This is a very complex question with no cookie-cutter response. There is no way for me to give you a one size fits all solution, as each person is different and each situation unique.
Instead, I have decided to break this question down, so that I can hopefully help you think through the concern from a variety of perspectives.
In my mind there are two major items to consider:
- Physical Health
- Mental Health
Let’s start with physical health because I think this is easier to break down for most people.
First of all, we know, that in general, CV19 seems to be fairly benign in most healthy children. Therefore, if your child has a strong immune system and is otherwise healthy, their risk is very low, even if they are exposed at school. Their risk is not zero, as there are still some unfortunate cases where children do get ill, but at this point, thankfully, that still seems fairy rare.
Some of the latest research shows that there may be minimal to no transmission from asymptomatic individuals and that the CDC and WHO are now more concerned with identifying “Pre-Symptomatic” individuals. This means that if you do send your child to school and they begin to exhibit symptoms like a cough or fever, please keep them home to keep others safe. The school should also be screening for any symptoms!
If you are considering sending your child to school or camp, the first question to ask yourself is… What is your risk tolerance?
If you are very risk averse, then there certainly remains a small risk of infection to your child at school and you may want to keep them home for the next few months and see where things go.
If you are not risk averse and you are ok with the small risk at school, then this may push you to consider sending your children back to school sooner than later. The reality is that we just do not know what the trajectory of CV19 is. There could be a major second spike in the winter or it could go away completely over the summer. Unless you have a crystal ball, your guess is as good as mine (PS if you do have a crystal ball, please let us in on where things are going 🙂
You also need to look at the statistics in your area. How many cases are there around your home? Are the cases going up or down?
There are some towns where there are zero cases so the risk would be negligible. There are other areas where cases continue to rise.
Second, there is the mental health component to your decision.
Where are you at mentally? Are you doing ok, or are you at your wits end and truly need some additional support from school or camp.
How are your children doing mentally? Do they seem unphased by everything going on or are they suffering from a lack of social interaction?
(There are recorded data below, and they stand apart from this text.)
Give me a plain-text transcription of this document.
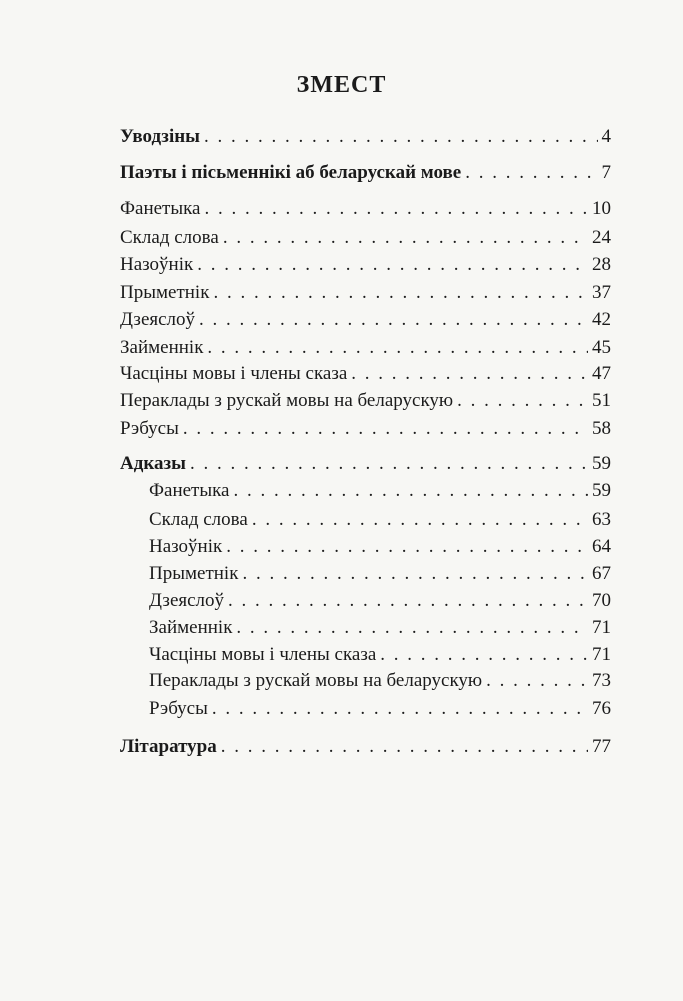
ЗМЕСТ
Уводзіны . . .	4
Паэты і пісьменнікі аб беларускай мове . . .	7
Фанетыка . . .	10
Склад слова . . .	24
Назоўнік . . .	28
Прыметнік . . .	37
Дзеяслоў . . .	42
Займеннік . . .	45
Часціны мовы і члены сказа . . .	47
Пераклады з рускай мовы на беларускую . . .	51
Рэбусы . . .	58
Адказы . . .	59
Фанетыка . . .	59
Склад слова . . .	63
Назоўнік . . .	64
Прыметнік . . .	67
Дзеяслоў . . .	70
Займеннік . . .	71
Часціны мовы і члены сказа . . .	71
Пераклады з рускай мовы на беларускую . . .	73
Рэбусы . . .	76
Літаратура . . .	77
You also must consider the new rules that will be imposed at your school or camp and how those will affect your child’s mental health. The rules from the CDC are fairly stringent.
Do you agree or disagree with these rules? How is your local school implementing them? Are they following all the guidelines or some of them?
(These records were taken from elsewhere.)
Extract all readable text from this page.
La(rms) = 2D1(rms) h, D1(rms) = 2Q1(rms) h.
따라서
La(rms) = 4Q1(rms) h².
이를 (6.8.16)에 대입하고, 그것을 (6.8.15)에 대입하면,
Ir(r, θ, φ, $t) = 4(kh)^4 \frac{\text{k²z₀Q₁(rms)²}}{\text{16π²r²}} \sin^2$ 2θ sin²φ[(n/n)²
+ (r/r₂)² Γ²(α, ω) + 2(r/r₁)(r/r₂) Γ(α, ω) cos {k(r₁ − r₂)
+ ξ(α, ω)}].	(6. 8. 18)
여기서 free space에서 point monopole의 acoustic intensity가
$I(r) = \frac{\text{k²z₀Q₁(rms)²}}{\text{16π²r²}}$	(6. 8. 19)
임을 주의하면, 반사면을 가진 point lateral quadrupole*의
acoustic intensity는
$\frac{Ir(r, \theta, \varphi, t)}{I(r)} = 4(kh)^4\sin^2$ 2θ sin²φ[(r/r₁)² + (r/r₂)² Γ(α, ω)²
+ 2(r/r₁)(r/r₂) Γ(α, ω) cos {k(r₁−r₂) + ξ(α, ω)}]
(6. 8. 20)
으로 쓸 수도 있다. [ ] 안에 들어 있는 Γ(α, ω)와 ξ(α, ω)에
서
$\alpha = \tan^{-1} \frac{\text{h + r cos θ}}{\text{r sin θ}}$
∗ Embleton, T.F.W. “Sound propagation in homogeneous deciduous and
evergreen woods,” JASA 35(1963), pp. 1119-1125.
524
Will your school/camp be requiring masks to be worn all day? Are you comfortable with your child wearing a mask all day? Is your child able to wear a mask all day?
You need to balance the mental health effects of staying home versus those of them being in school. Some children may not do well with masks. They may not do well with restricted movement and recess.
You truly know your children best so there is no way for me to make that judgement call.
As I said above, this decision is not easy.
There is also a financial component. If you are going back to work, you may have no choice but to send your kids back to school/camp. There is also this practicality aspect to the decision that may supersede everything discussed above.
The way I would go about making this decision is to make a mental list of the pro’s and con’s of staying home over the next few months versus sending the kids back to school/camp.
If you continue to have major concerns about your children’s physical safety after you create this list and have the ability to keep them home, there is minimal risk in keeping them home for a few extra weeks to see where things go with the virus.
On the other hand, many of my patients and families in the practice are really struggling mentally and getting back to some sense of normalcy could have a significant positive impact on them.
As you can tell, this is why I have not been able to just give you a simple yes or no answer about going back to school.
Everyone needs to weigh the pros and cons carefully and come to a conclusion based on what you feel is best for your family. If you are unable to decide, speak with your provider. We are here to help you think it through!!
PS I am writing this post as of 6/22/20. Details on CV19 change rapidly so as always, please refer to the CDC and your local regulations for the most up to date information.